It didn’t take long after I moved here to learn that Augusta and Augustans are all about golf.
It was 1999. My wife and I went out to eat at some restaurant at Augusta Exchange, and as we were getting out of our car another couple in a stylish SUV was disembarking next to us. They were fussing over their young son, about a year old, in his car seat.
The kid could’ve had his choice of any toy, but what was clutched in his chubby little hands? A little plastic golf club and an oversized plastic golf ball. In Augusta they start ’em early.
WHEN WE BOUGHT our house in 2000, we discovered a set of golf clubs in the crawl space under the stairs. My wife thought they belonged to a previous owner. I assumed that every new homeowner in the Augusta area automatically gets a free set of clubs, based solely on choosing to settle here.
See, I don’t play golf. I’m the only person in Augusta who doesn’t. Ask around. Never teed up a ball. Never swung an iron. The closest I’ve come to playing golf is owning ugly pairs of pants.
Still, it fascinates me to see how golf has intertwined with Augusta’s growth. Most people think the city’s love affair with golf started with Bobby Jones and the Masters Tournament, and that’s true mostly. But golf really took hold first when Augusta emerged as a popular winter resort near the end of the 19th century.
If you’re visiting Augusta and you’re familiar enough with Walton Way to know where the Partridge Inn is at – right at that big curve in the road – you’ve probably also seen what used to be the giant Bon Air Hotel. It’s a big Spanish Revival edifice, rebuilt after a fire in the 1920s. The original Bon Air, built in 1889, was very airy and Victorian, and a few years after its construction the owners decided to build a nine-hole golf course.
That’s when golf started taking off in Augusta.
A feature story on the Bon Air ran in the Jan. 30, 1898 edition of The Augusta Chronicle. The writer said the fad of bicycling was losing interest because “golf requires all the energy that can be devoted to outdoor sport.
“So far, this latest favor in the field of fashionable fancy has struck the South very lightly, if at all,” the article said. “In fact, the only reason why it is known at all is due to Northern enthusiasts. To them a season without golf is what a barbecue without meat is to a Southerner, and we all know what that is.”
THEN THE WRITER made a bold prediction – that golf might get so popular in Augusta that the city could someday play host to (imagine this) a nationally recognized golf tournament. Sound familiar?
Remember, this idea was floated in 1898:
“As yet, few Augustans have displayed any interest in this game, though it is thought the rage for this sport will be felt as intensely here as it is in the Northern cities. To give an added impetus to the votaries of the game, it is very probable that at a near future day a contest will be arranged, and a trophy cup presented to the best team. This will be an event looked forward to, not only by those taking part, but it will excite a degree of interest throughout the country where the popularity of the game is recognized.”

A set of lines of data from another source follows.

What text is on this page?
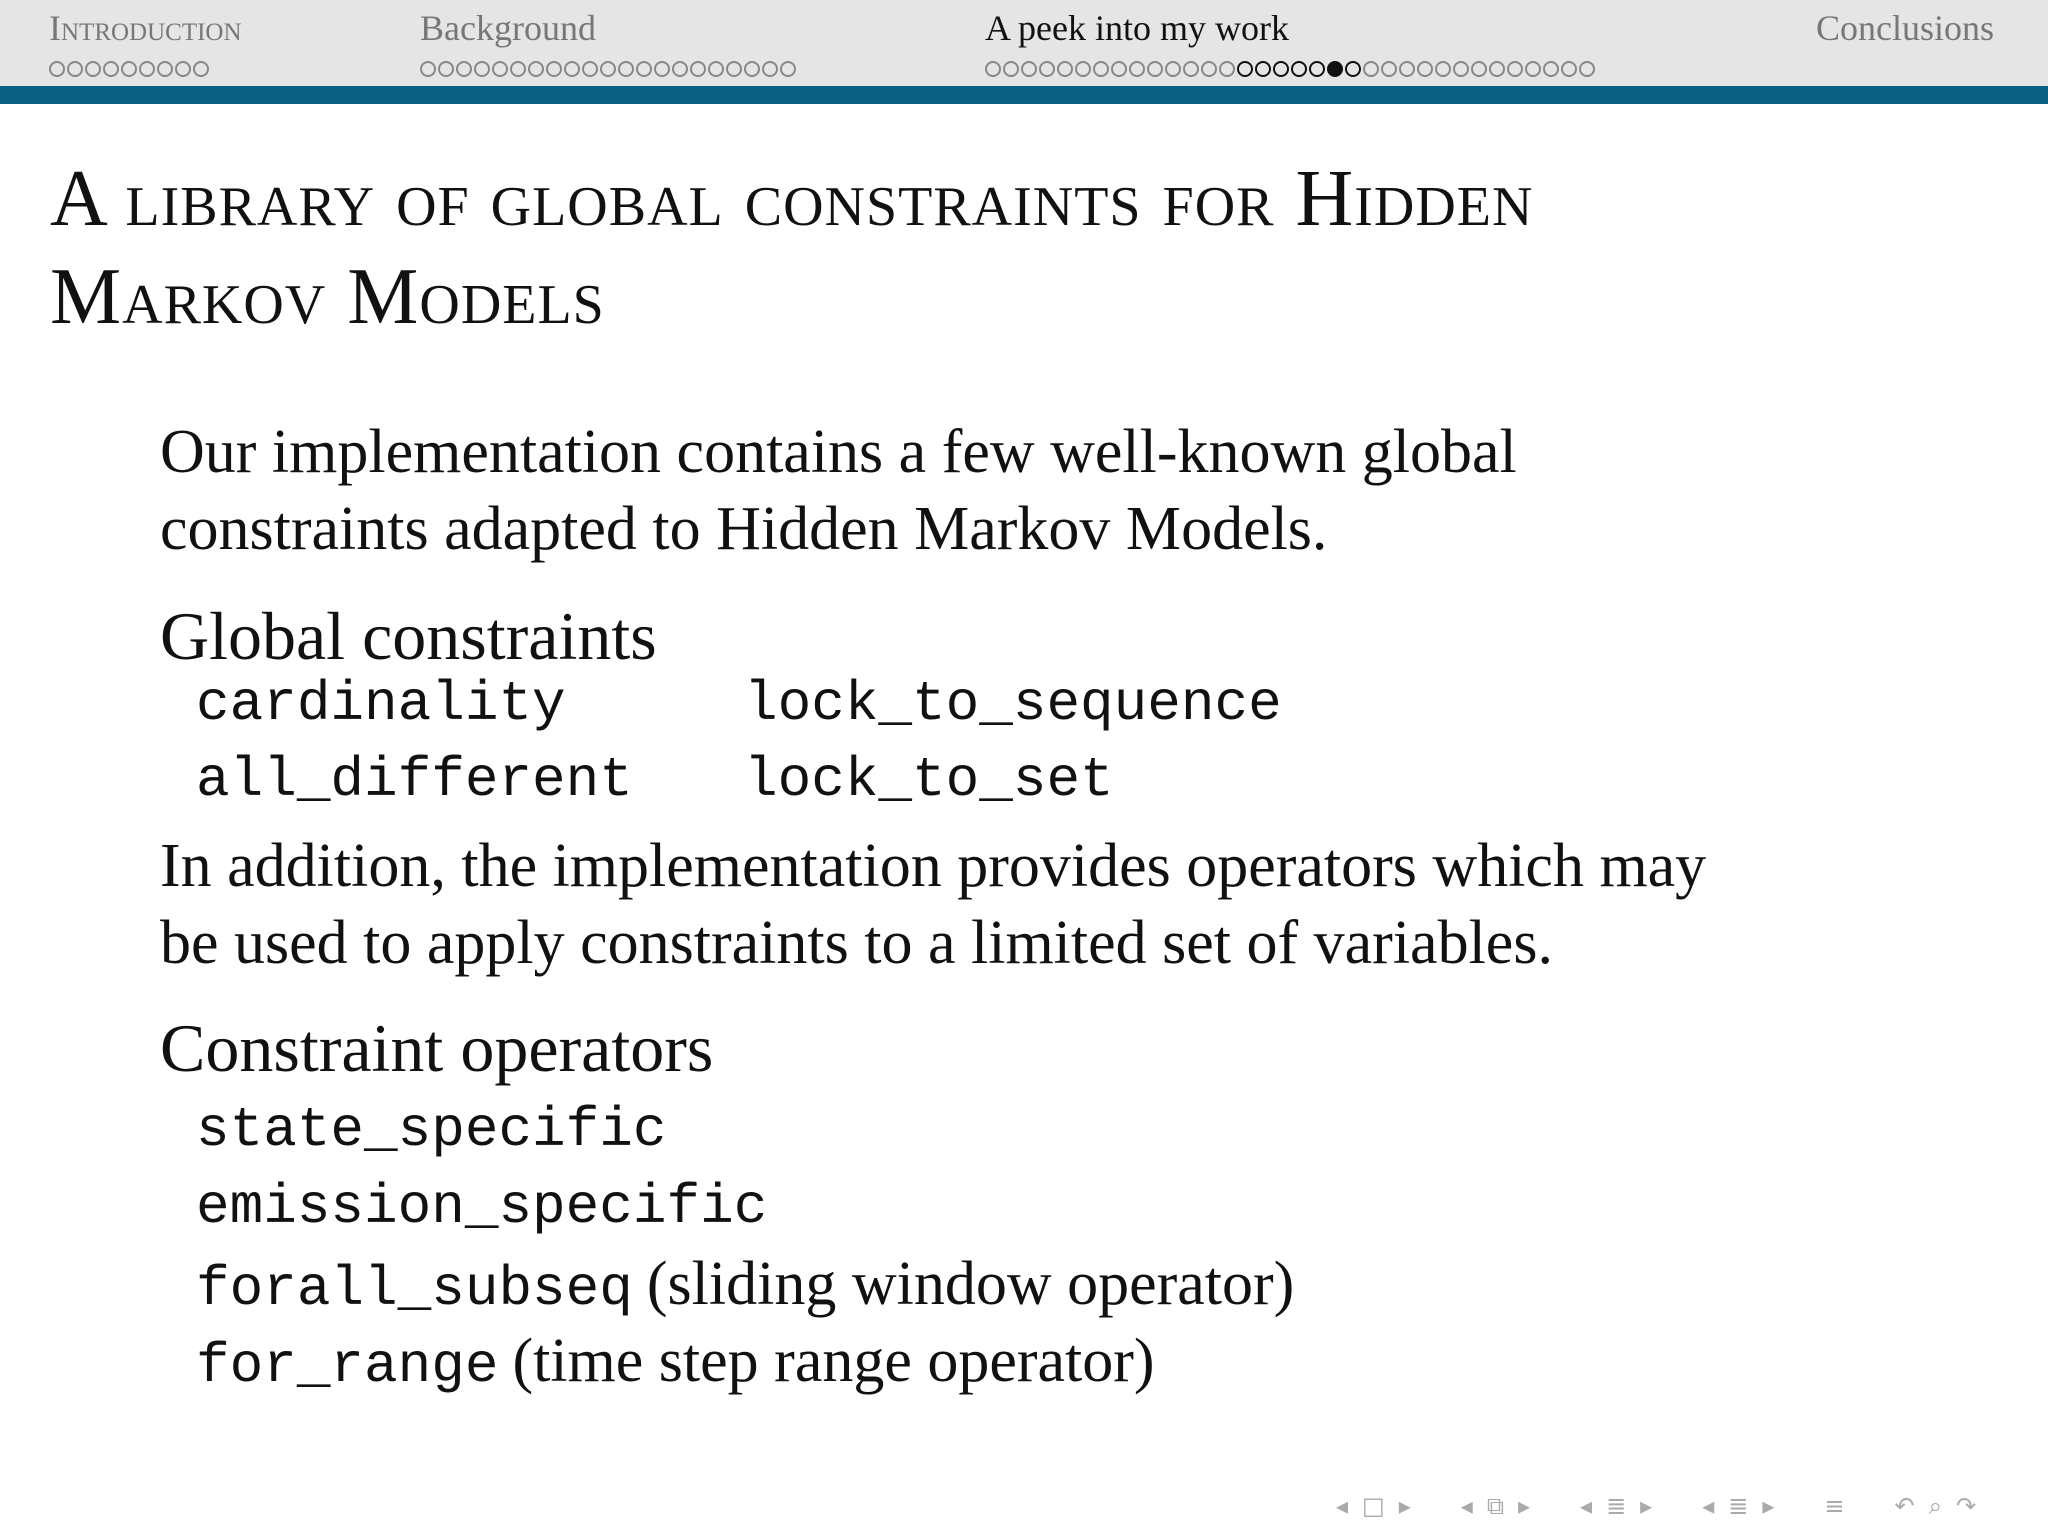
Introduction	Background	A peek into my work	Conclusions
A library of global constraints for Hidden
Markov Models
Our implementation contains a few well-known global
constraints adapted to Hidden Markov Models.
Global constraints
cardinality	lock_to_sequence
all_different	lock_to_set
In addition, the implementation provides operators which may
be used to apply constraints to a limited set of variables.
Constraint operators
state_specific
emission_specific
forall_subseq (sliding window operator)
for_range (time step range operator)
◂ □ ▸ ◂ ⧉ ▸ ◂ ≣ ▸ ◂ ≣ ▸ ≡ ↶ ⌕ ↷
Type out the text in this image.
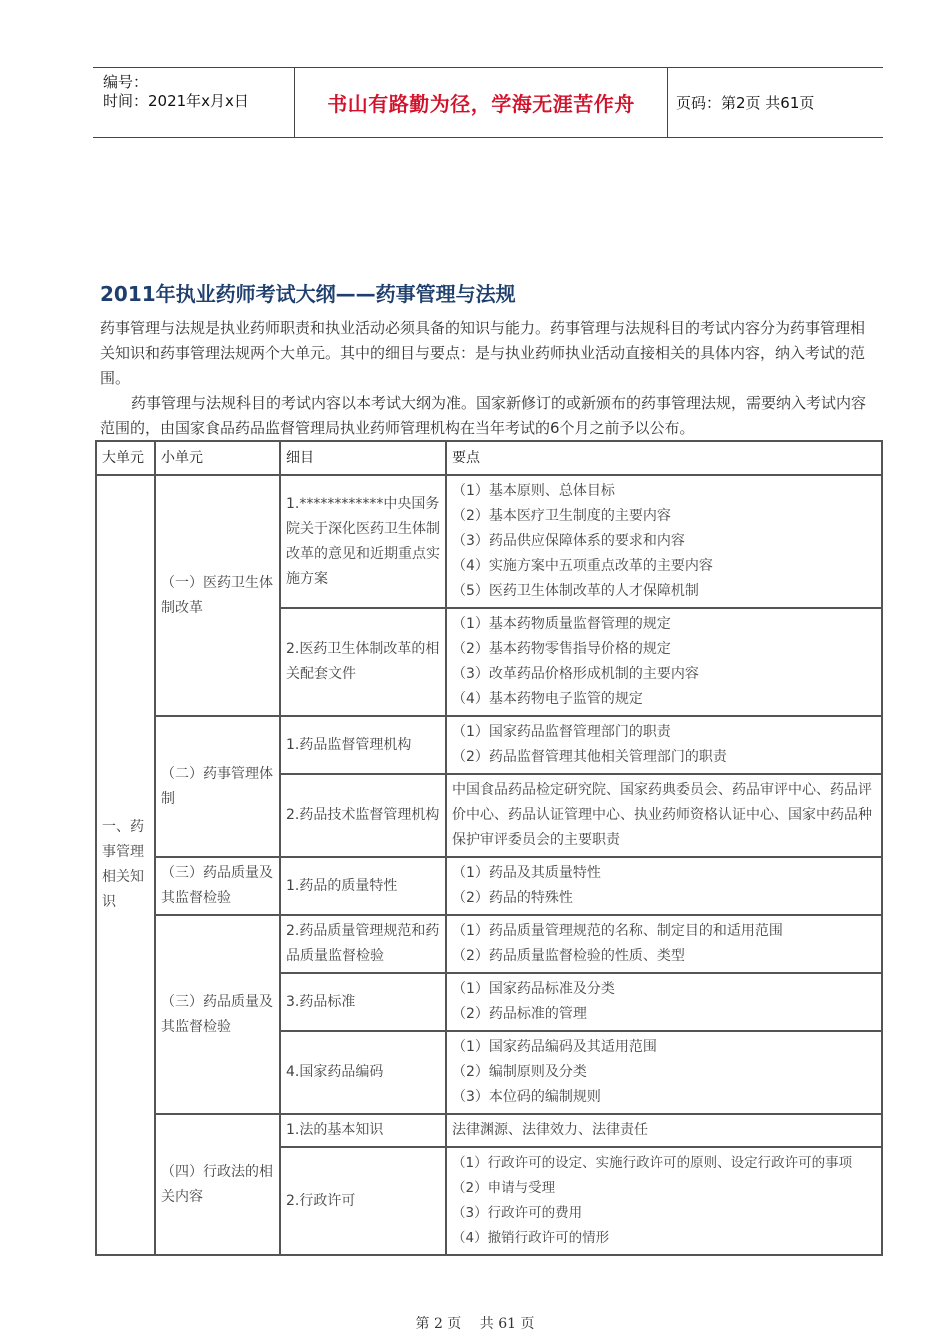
编号：
时间：2021年x月x日	书山有路勤为径，学海无涯苦作舟	页码：第2页 共61页
2011年执业药师考试大纲——药事管理与法规

药事管理与法规是执业药师职责和执业活动必须具备的知识与能力。药事管理与法规科目的考试内容分为药事管理相关知识和药事管理法规两个大单元。其中的细目与要点：是与执业药师执业活动直接相关的具体内容，纳入考试的范围。

药事管理与法规科目的考试内容以本考试大纲为准。国家新修订的或新颁布的药事管理法规，需要纳入考试内容范围的，由国家食品药品监督管理局执业药师管理机构在当年考试的6个月之前予以公布。

大单元	小单元	细目	要点
一、药事管理相关知识	（一）医药卫生体制改革	1.************中央国务院关于深化医药卫生体制改革的意见和近期重点实施方案	（1）基本原则、总体目标
（2）基本医疗卫生制度的主要内容
（3）药品供应保障体系的要求和内容
（4）实施方案中五项重点改革的主要内容
（5）医药卫生体制改革的人才保障机制

		2.医药卫生体制改革的相关配套文件	（1）基本药物质量监督管理的规定
（2）基本药物零售指导价格的规定
（3）改革药品价格形成机制的主要内容
（4）基本药物电子监管的规定

	（二）药事管理体制	1.药品监督管理机构	（1）国家药品监督管理部门的职责
（2）药品监督管理其他相关管理部门的职责

		2.药品技术监督管理机构	中国食品药品检定研究院、国家药典委员会、药品审评中心、药品评价中心、药品认证管理中心、执业药师资格认证中心、国家中药品种保护审评委员会的主要职责

	（三）药品质量及其监督检验	1.药品的质量特性	（1）药品及其质量特性
（2）药品的特殊性

	（三）药品质量及其监督检验	2.药品质量管理规范和药品质量监督检验	（1）药品质量管理规范的名称、制定目的和适用范围
（2）药品质量监督检验的性质、类型

		3.药品标准	（1）国家药品标准及分类
（2）药品标准的管理

		4.国家药品编码	（1）国家药品编码及其适用范围
（2）编制原则及分类
（3）本位码的编制规则

	（四）行政法的相关内容	1.法的基本知识	法律渊源、法律效力、法律责任

		2.行政许可	（1）行政许可的设定、实施行政许可的原则、设定行政许可的事项
（2）申请与受理
（3）行政许可的费用
（4）撤销行政许可的情形
第 2 页 共 61 页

That happened, all right. It just happened several blocks north at a newer venue – the Augusta National Golf Club.
And the Bon Air? Today, it’s federally subsidized housing, and its grandeur exists only in people’s memories.
Dan Jenkins, the legendary sportswriter, wrote a column for Sports Illustrated in April 1964 about Augusta and what it’s like to spend a week here during the Masters. At the time he had covered the Masters a mere 13 times (this year marks his 63rd time). He wrote then: “Speak to me now of a Masters, and while you envision deep-green pines, luscious fairways and Bobby Jones, I envision – to pick a starting point – the Bon Air Hotel.”
HE THEN DRAWS the reader, as only Jenkins can, squarely into the middle of the quirkiness and shabbiness and unapologetic Southern-ness of a once-grand place to stay. The Bon Air has a million fascinating stories, and in his 1964 piece Jenkins tells a few of the best. The column is out there on the Internet – it’s called “Augusta: Where Georgia Retaliates For Sherman’s March” – and nearly 40 years later it’s still a hilarious read.
So on your way out of town this year, take a ride down Walton Way, to that curve on the road, and get a glimpse of where Augusta golf began.